Utwór "Jak to jest być Skrybą" autorstwa "Otis-Skryba" to niezwykła kompozycja, której sercem jest kultowy monolog, głęboko zakorzeniony w polskiej popkulturze. Już od pierwszych słów: "Jak to jest być skrybą, dobrze?", słuchacz zostaje wprowadzony w refleksyjną narrację, która natychmiast odrzuca proste dychotomie. Odpowiedź: "A, wie pan, moim zdaniem to nie ma tak, że dobrze, albo że niedobrze" stanowi filozoficzne otwarcie, sugerujące złożoność ludzkiego doświadczenia i subiektywność oceny.
Głównym motywem monologu jest wartość międzyludzkich relacji. Skryba wyznaje, że najbardziej w życiu ceni ludzi – tych, którzy "podali mu pomocną dłoń, kiedy sobie nie radził, kiedy był sam". Podkreśla również znaczenie przypadkowych spotkań, które, jak twierdzi, znacząco wpływają na nasze życie. Jest to uniwersalne przesłanie o sile wspólnoty i wsparcia, które staje się fundamentem dla rozwoju osobistego. Bohater zauważa, że wyznawanie pewnych wartości, nawet tych pozornie uniwersalnych, nie zawsze spotyka się ze zrozumieniem, które jest niezbędne do samorealizacji. On sam miał szczęście takie zrozumienie odnaleźć, za co wyraża głęboką wdzięczność życiu.
Ta wdzięczność za życie manifestuje się w radosnym wyznaniu: "życie to śpiew, życie to taniec, życie to miłość!". Jest to optymistyczna afirmacja istnienia, która stanowi esencję przesłania. Pytany o źródło tej radości, Skryba odpowiada z prostotą: "to umiłowanie życia". To właśnie ta pasja pozwala mu na elastyczność i otwartość na nowe doświadczenia, sprawiając, że dziś buduje maszyny, a jutro – bez wahania – odda się pracy społecznej, sadząc, choćby, marchew. Ta pozornie zabawna puenta podkreśla luz i wolność, jaką daje autentyczne kochanie życia i brak przywiązania do jednej, sztywnej ścieżki.
Ciekawostką i kluczowym elementem interpretacji tego utworu jest jego pochodzenie. Monolog, w całości wykorzystany w piosence, to w rzeczywistości legendarny fragment z polskiego dubbingu francuskiego filmu "Asterix i Obelix: Misja Kleopatra". Postać Skryby, Otis, wypowiada te słowa w odpowiedzi na pytanie Panoramiksa. Ten konkretny fragment stał się fenomenem kulturowym w Polsce, osiągając status memu i jest powszechnie rozpoznawany.

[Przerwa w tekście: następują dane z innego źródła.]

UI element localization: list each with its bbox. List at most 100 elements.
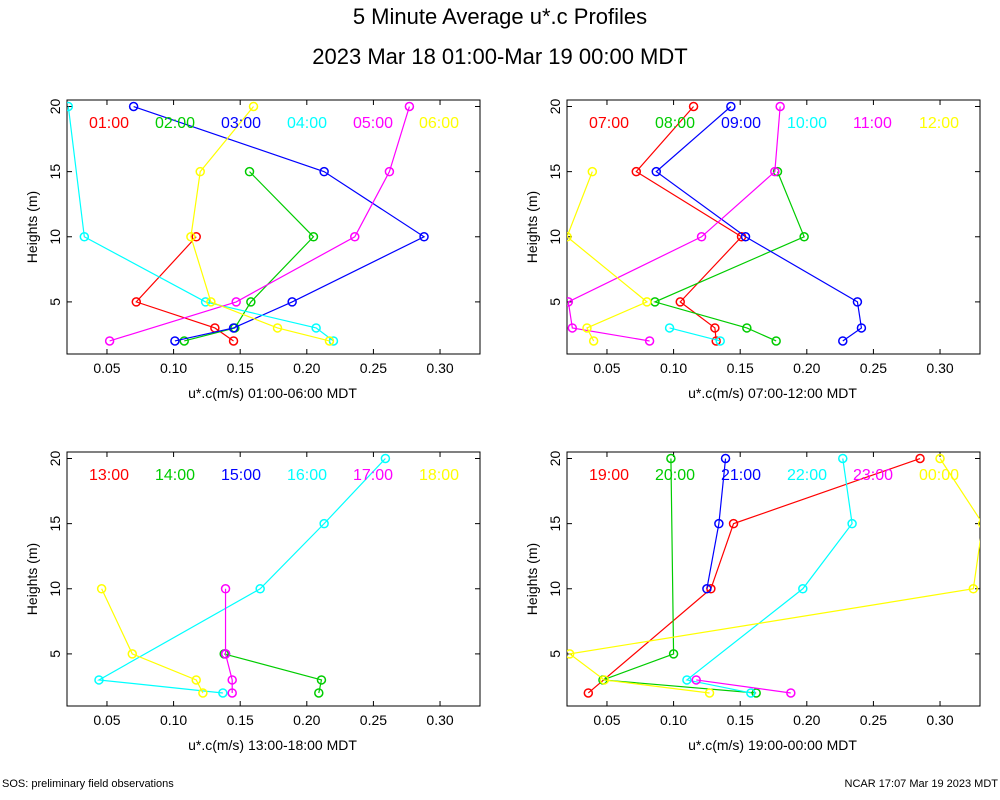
data-point xyxy=(231,297,241,307)
data-point xyxy=(104,336,115,346)
data-point xyxy=(567,323,578,333)
data-point xyxy=(314,688,324,698)
data-point xyxy=(775,101,785,112)
legend-entry: 21:00 xyxy=(721,467,761,484)
data-point xyxy=(711,336,721,346)
data-point xyxy=(664,323,675,333)
legend-entry: 16:00 xyxy=(287,467,327,484)
series-line xyxy=(133,105,426,342)
data-point xyxy=(935,453,945,464)
data-point xyxy=(419,232,429,242)
panel-19-00: 0.05 0.10 0.15 0.20 0.25 0.30 5 10 15 20 u*.c(m/s)… xyxy=(524,451,981,753)
data-point xyxy=(726,101,736,112)
chart-subtitle: 2023 Mar 18 01:00-Mar 19 00:00 MDT xyxy=(312,44,688,69)
legend-entry: 13:00 xyxy=(89,467,129,484)
series-line xyxy=(101,588,204,694)
data-point xyxy=(227,675,237,685)
data-point xyxy=(191,232,201,242)
x-axis-label: u*.c(m/s) 01:00-06:00 MDT xyxy=(188,385,357,401)
data-point xyxy=(799,232,809,242)
legend-entry: 18:00 xyxy=(419,467,459,484)
legend-entry: 09:00 xyxy=(721,115,761,132)
x-tick-label: 0.05 xyxy=(593,712,620,728)
y-tick-label: 10 xyxy=(547,581,563,597)
series-line xyxy=(685,458,853,694)
y-tick-label: 20 xyxy=(547,99,563,115)
x-axis-label: u*.c(m/s) 19:00-00:00 MDT xyxy=(688,737,857,753)
y-tick-label: 15 xyxy=(547,164,563,180)
data-point xyxy=(772,166,783,177)
data-point xyxy=(706,584,716,594)
legend-entry: 20:00 xyxy=(655,467,695,484)
y-axis-label: Heights (m) xyxy=(524,543,540,615)
data-point xyxy=(67,101,74,112)
plot-frame xyxy=(66,99,481,355)
x-tick-label: 0.10 xyxy=(160,712,187,728)
data-point xyxy=(206,297,216,307)
data-point xyxy=(567,649,575,659)
data-point xyxy=(195,166,205,177)
y-axis-label: Heights (m) xyxy=(24,191,40,263)
data-point xyxy=(702,584,712,594)
legend-entry: 11:00 xyxy=(853,115,892,132)
legend-entry: 00:00 xyxy=(919,467,959,484)
data-point xyxy=(599,675,610,685)
data-point xyxy=(691,675,701,685)
series-line xyxy=(224,653,323,694)
data-point xyxy=(696,232,707,242)
data-point xyxy=(96,584,107,594)
data-point xyxy=(218,688,228,698)
data-point xyxy=(567,232,572,242)
x-tick-label: 0.20 xyxy=(293,360,320,376)
data-point xyxy=(642,297,652,307)
data-point xyxy=(852,297,863,307)
data-point xyxy=(227,688,237,698)
x-tick-label: 0.20 xyxy=(293,712,320,728)
legend-entry: 23:00 xyxy=(853,467,893,484)
plot-frame xyxy=(566,451,981,707)
data-point xyxy=(675,297,685,307)
data-point xyxy=(968,584,979,594)
x-tick-label: 0.25 xyxy=(360,712,387,728)
data-point xyxy=(715,336,725,346)
series-line xyxy=(602,458,757,694)
data-point xyxy=(94,675,104,685)
x-tick-label: 0.30 xyxy=(426,712,453,728)
legend-entry: 10:00 xyxy=(787,115,827,132)
x-tick-label: 0.15 xyxy=(227,712,254,728)
data-point xyxy=(771,336,781,346)
y-tick-label: 15 xyxy=(547,516,563,532)
series-line xyxy=(184,171,315,342)
x-tick-label: 0.30 xyxy=(926,712,953,728)
legend-entry: 01:00 xyxy=(89,115,129,132)
data-point xyxy=(287,297,297,307)
data-point xyxy=(838,336,848,346)
data-point xyxy=(228,336,239,346)
y-tick-label: 10 xyxy=(47,581,63,597)
footer-note: SOS: preliminary field observations xyxy=(2,778,174,790)
x-tick-label: 0.25 xyxy=(860,712,887,728)
data-point xyxy=(651,166,662,177)
data-point xyxy=(728,518,739,529)
series-line xyxy=(190,106,330,342)
chart-title: 5 Minute Average u*.c Profiles xyxy=(352,4,648,29)
legend-entry: 02:00 xyxy=(155,115,195,132)
data-point xyxy=(644,336,655,346)
series-line xyxy=(568,458,980,694)
y-tick-label: 5 xyxy=(47,298,63,306)
data-point xyxy=(710,323,720,333)
data-point xyxy=(128,101,139,112)
data-point xyxy=(742,323,752,333)
legend-entry: 07:00 xyxy=(589,115,629,132)
data-point xyxy=(746,688,756,698)
data-point xyxy=(272,323,283,333)
data-point xyxy=(220,584,231,594)
y-tick-label: 15 xyxy=(47,164,63,180)
data-point xyxy=(220,649,231,659)
data-point xyxy=(384,166,395,177)
data-point xyxy=(319,518,329,529)
x-axis-label: u*.c(m/s) 13:00-18:00 MDT xyxy=(188,737,357,753)
legend-entry: 04:00 xyxy=(287,115,327,132)
series-line xyxy=(97,458,386,694)
series-line xyxy=(567,171,649,342)
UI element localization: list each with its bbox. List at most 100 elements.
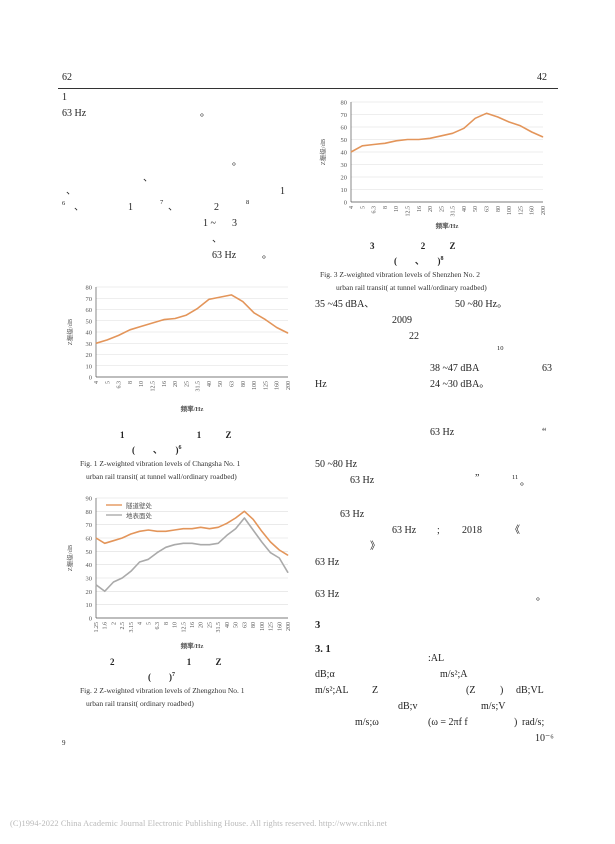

Jego popularność wynika nie tylko z trafności i uroku samego tekstu, ale także z wyjątkowo udanego i dowcipnego dubbingu, który zawiera wiele tzw. Woolseyismów – lokalnych adaptacji żartów i odniesień, które rezonują z polską publicznością bardziej niż dosłowne tłumaczenie.
Artysta, posługujący się pseudonimem "Otis-Skryba", świadomie wykorzystał ten ikoniczny monolog, aby stworzyć utwór muzyczny. Warto zauważyć, że w kontekście współczesnej technologii, muzyka do tego utworu mogła zostać wygenerowana przy użyciu narzędzi AI, takich jak suno.com, co dodaje kolejną warstwę do jego interpretacji – jest to zderzenie kultowego, analogowego dziedzictwa filmowego z nowoczesnymi możliwościami twórczymi. Dzięki temu "Jak to jest być Skrybą" to nie tylko piosenka, ale także hołd dla polskiej sztuki dubbingu i przykład tego, jak fragment dialogu filmowego może żyć własnym życiem w świadomości społecznej, stając się źródłem inspiracji i radości na wiele lat po premierze filmu. Jest to więc dzieło, które łączy w sobie głęboką refleksję nad życiem z lekkim i nostalgicznym puszczeniem oka do odbiorców, którzy doskonale znają jego filmowe korzenie.